Il produttore discografico e musicista Questlove, nome d’arte di Ahmir Khalib Thompson, raccoglie il materiale di archivio e lo combina con le interviste agli artisti e ai partecipanti al festival. Ricostruisce il ricordo di un’intera estate fondamentale per la cultura afroamericana. L’estate in cui nasce il Black Pride.

Black is Beautiful: la rivoluzione del 1969

Capelli afro, dashiki colorati, un nuovo modo di presentarsi al mondo, credendo fermamente in tre parole: Black is beautiful. Il Black Pride è una rivendicazione culturale che passa attraverso una rivendicazione estetica e sul palco dell’Harlem Cultural Festival del ’69 era qualcosa di molto chiaro ed evidente.

Dal look natural afro delle sorelle Staples a quello funky di Sly (and the Family Stone), arrivando ovviamente alla regina, la sola e unica Nina Simone, con la sua corona di trecce.

Nina Simone, SUMMER OF SOUL. Photo Courtesy of Searchlight Pictures. © 2021 20th Century Studios All Rights Reserved
Nina Simone, SUMMER OF SOUL. Photo Courtesy of Searchlight Pictures. © 2021 20th Century Studios All Rights Reserved

Nel contesto, tuttavia, non si può e non si deve dimenticare la musica, elemento centrale della rivoluzione in atto.

Soul, ovviamente, ma anche blues, funky, gospel, Latin jazz e pachanga: tutta Harlem, Ovest ed Est, Black e Brown, è unita dalla musica sul palco dell’Harlem Cultural Festival.

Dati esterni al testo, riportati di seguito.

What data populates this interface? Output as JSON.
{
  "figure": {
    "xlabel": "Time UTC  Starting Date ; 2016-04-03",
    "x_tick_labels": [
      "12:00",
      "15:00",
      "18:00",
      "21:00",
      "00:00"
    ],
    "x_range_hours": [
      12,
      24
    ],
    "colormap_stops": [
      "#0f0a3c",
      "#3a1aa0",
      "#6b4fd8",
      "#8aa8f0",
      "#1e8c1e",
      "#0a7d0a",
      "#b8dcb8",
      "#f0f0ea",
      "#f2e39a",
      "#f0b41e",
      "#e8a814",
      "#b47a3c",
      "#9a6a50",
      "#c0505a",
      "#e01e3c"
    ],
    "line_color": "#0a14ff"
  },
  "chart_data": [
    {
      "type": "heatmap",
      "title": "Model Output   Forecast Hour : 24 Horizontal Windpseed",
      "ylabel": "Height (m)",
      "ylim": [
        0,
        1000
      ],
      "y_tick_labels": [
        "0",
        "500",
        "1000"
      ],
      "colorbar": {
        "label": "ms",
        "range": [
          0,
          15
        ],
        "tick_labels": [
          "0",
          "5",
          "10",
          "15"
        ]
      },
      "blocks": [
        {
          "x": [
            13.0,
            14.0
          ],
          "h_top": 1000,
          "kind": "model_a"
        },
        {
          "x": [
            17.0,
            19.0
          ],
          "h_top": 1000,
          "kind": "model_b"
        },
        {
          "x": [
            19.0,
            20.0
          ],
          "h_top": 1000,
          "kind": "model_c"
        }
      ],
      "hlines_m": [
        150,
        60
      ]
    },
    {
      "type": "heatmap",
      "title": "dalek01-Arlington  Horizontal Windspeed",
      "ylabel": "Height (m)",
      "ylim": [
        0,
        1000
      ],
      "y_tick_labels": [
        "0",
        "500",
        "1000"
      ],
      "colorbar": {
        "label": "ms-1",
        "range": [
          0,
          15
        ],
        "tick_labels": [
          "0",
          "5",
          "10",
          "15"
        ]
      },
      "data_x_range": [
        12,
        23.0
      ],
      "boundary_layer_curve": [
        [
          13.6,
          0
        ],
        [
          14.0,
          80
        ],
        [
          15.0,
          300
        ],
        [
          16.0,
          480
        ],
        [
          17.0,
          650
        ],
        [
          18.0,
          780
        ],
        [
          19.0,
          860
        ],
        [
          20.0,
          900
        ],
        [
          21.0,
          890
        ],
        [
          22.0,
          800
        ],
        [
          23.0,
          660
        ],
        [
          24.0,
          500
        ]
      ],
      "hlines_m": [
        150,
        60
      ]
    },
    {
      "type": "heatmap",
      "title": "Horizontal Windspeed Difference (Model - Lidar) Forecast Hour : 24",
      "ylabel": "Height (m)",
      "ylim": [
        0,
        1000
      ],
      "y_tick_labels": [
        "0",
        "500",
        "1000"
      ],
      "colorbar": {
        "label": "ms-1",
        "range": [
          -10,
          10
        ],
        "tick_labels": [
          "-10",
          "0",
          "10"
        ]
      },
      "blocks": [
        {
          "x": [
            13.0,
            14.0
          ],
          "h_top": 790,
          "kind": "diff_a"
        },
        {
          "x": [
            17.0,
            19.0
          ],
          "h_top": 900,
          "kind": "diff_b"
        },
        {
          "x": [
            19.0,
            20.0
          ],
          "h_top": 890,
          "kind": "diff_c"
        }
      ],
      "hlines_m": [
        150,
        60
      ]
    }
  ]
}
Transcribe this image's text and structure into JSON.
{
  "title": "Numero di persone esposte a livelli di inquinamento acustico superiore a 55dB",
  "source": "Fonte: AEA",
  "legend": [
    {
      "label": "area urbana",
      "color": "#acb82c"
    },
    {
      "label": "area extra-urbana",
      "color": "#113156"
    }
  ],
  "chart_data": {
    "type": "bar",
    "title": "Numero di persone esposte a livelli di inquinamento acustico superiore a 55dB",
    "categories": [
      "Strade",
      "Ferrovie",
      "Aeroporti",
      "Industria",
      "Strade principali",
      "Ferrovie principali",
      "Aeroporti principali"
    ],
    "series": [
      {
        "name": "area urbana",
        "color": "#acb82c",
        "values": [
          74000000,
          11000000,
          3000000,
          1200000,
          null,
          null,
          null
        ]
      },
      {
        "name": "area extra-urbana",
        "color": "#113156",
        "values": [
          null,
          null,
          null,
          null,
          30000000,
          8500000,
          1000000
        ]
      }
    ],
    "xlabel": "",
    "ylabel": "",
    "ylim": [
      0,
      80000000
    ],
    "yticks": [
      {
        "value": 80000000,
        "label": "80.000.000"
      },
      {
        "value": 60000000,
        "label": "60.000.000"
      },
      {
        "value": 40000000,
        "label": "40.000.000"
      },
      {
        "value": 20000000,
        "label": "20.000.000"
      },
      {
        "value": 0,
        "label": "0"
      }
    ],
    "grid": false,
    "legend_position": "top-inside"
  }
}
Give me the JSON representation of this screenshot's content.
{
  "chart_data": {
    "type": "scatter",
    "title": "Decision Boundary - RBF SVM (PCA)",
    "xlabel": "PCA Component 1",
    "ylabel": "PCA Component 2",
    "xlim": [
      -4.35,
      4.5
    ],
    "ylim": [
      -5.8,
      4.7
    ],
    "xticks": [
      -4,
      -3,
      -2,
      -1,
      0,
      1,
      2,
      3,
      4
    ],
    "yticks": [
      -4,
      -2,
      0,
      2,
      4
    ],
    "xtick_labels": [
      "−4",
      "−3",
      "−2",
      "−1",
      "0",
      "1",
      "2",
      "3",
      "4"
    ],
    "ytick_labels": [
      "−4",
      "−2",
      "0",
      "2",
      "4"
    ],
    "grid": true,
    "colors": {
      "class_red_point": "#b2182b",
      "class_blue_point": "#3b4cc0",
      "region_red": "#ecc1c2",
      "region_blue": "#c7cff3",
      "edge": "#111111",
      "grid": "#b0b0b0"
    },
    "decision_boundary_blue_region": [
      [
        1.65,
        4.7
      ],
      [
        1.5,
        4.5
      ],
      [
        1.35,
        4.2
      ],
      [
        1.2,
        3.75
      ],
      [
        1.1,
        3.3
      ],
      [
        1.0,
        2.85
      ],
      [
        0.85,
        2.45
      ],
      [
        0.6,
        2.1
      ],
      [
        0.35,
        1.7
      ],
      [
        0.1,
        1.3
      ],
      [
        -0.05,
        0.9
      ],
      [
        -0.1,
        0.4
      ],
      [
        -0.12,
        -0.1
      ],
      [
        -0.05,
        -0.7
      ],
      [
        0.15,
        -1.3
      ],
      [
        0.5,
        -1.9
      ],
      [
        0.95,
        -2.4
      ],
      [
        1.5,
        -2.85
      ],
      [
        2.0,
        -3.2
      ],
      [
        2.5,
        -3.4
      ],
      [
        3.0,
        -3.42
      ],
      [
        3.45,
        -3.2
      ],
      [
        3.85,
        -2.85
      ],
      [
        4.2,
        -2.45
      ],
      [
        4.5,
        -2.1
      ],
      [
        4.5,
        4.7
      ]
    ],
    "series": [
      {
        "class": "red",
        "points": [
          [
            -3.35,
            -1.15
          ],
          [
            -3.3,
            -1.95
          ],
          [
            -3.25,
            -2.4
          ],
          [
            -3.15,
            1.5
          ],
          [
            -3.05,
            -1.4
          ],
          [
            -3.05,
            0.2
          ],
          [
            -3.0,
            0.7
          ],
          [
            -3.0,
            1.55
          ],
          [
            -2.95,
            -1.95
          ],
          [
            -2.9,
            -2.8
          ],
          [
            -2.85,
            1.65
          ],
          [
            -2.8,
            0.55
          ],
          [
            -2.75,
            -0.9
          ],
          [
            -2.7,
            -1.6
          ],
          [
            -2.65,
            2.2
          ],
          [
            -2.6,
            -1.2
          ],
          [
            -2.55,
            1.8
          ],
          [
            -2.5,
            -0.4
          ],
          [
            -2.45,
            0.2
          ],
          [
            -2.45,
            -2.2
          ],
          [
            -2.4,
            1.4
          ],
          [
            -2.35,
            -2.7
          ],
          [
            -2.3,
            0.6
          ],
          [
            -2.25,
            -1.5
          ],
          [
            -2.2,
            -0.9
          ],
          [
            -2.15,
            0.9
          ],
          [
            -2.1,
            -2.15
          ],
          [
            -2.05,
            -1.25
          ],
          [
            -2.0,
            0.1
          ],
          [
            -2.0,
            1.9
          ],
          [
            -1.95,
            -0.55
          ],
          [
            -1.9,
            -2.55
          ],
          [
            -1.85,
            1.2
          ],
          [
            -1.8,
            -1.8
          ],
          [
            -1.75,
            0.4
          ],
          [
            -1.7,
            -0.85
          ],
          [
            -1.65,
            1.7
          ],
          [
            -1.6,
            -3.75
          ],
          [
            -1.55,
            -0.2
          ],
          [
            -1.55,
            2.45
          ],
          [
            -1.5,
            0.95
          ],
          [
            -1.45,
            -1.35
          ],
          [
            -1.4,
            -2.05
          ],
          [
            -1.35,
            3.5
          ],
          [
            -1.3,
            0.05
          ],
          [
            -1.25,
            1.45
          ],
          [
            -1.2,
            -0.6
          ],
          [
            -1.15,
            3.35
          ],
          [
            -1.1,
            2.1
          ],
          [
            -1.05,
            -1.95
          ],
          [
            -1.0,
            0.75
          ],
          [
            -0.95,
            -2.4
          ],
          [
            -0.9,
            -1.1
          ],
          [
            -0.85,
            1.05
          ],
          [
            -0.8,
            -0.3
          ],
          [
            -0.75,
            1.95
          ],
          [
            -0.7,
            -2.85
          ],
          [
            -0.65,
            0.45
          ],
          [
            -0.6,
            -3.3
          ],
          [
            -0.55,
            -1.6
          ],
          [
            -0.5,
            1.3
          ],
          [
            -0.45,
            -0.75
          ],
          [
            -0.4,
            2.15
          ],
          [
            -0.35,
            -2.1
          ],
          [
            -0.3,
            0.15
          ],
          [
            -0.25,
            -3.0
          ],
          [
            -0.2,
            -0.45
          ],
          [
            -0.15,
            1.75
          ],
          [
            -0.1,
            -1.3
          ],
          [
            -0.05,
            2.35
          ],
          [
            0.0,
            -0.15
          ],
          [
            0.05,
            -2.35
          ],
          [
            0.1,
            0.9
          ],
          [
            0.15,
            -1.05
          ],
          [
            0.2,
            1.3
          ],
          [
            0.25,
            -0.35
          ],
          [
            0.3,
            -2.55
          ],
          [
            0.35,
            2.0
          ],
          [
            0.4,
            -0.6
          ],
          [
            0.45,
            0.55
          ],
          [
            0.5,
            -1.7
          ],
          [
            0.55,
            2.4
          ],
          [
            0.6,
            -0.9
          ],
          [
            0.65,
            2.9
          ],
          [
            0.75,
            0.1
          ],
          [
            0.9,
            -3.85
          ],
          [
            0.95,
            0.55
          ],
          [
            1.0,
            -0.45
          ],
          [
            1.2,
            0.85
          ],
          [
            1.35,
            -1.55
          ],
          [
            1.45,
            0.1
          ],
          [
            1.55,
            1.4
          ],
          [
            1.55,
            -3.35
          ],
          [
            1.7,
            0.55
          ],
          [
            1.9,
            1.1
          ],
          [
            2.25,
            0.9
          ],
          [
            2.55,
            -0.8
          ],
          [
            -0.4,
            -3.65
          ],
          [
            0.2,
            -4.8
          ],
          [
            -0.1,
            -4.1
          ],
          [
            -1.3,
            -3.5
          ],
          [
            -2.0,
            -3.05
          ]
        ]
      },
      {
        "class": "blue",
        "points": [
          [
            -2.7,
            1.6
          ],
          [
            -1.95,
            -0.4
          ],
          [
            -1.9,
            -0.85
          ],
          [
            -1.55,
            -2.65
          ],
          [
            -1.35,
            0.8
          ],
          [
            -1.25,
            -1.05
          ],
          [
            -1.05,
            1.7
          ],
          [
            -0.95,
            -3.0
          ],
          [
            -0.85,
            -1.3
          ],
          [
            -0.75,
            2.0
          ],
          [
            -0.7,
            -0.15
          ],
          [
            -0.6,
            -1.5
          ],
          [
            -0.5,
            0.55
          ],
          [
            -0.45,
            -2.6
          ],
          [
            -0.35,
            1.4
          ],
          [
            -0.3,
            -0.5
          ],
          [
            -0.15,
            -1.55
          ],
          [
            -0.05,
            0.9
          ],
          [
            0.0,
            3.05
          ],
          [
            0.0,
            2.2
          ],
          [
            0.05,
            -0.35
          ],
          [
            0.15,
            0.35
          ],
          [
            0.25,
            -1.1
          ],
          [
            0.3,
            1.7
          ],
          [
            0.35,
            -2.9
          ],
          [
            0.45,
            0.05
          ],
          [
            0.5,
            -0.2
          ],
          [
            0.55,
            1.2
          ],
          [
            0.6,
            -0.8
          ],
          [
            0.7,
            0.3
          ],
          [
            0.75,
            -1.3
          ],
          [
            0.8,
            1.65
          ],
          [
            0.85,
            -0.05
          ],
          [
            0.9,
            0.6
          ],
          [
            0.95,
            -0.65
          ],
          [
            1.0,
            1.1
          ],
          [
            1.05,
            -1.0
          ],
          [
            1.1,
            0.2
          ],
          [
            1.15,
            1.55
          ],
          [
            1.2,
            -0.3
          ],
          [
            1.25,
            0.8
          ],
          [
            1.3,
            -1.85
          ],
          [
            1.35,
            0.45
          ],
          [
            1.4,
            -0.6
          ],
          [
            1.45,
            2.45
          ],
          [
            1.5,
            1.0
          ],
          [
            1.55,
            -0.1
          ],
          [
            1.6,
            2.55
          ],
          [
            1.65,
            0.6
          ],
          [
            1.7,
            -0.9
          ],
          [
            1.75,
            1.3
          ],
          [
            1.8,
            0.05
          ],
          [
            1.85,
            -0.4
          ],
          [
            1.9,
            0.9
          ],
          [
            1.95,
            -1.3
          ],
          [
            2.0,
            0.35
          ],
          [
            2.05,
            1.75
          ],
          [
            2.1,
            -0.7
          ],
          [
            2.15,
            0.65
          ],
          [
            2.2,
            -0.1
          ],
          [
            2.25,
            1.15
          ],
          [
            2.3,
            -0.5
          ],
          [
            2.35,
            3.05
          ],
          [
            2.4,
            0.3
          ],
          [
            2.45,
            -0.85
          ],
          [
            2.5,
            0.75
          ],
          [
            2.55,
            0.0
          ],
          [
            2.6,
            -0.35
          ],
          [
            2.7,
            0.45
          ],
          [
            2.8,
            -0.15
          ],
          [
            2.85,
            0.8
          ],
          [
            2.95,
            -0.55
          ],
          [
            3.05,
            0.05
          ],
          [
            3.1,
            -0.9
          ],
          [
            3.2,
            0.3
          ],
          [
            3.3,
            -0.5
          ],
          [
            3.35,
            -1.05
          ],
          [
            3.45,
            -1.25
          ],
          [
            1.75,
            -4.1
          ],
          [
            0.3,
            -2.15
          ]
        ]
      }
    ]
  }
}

Un suono terapeutico che incanala emozioni del momento e traumi generazionali in un unico flusso.

Ci si innamora dello stile innovativo di Sly and the Family Stone, ci si commuove ascoltando Mahalia Jackson pregare cantando Precious Lord come solo lei sapeva fare. Si balla e ci si libera da tutto attraverso le percussioni di Mongo Santamaría e Ray Barretto.

Summer of Soul è la testimonianza che tutto ciò non è stato soltanto la “Black Woodstock”, come il festival è stato definito. Per un’estate intera, 300 mila persone si sono presentate in quel parco per rivendicare la loro esistenza, per affermare la loro presenza, per urlare la loro bellezza.

Chi l’ha dimenticato e chi non l’ha mai saputo, dopo Summer of Soul non sarà più giustificato a ignorarlo.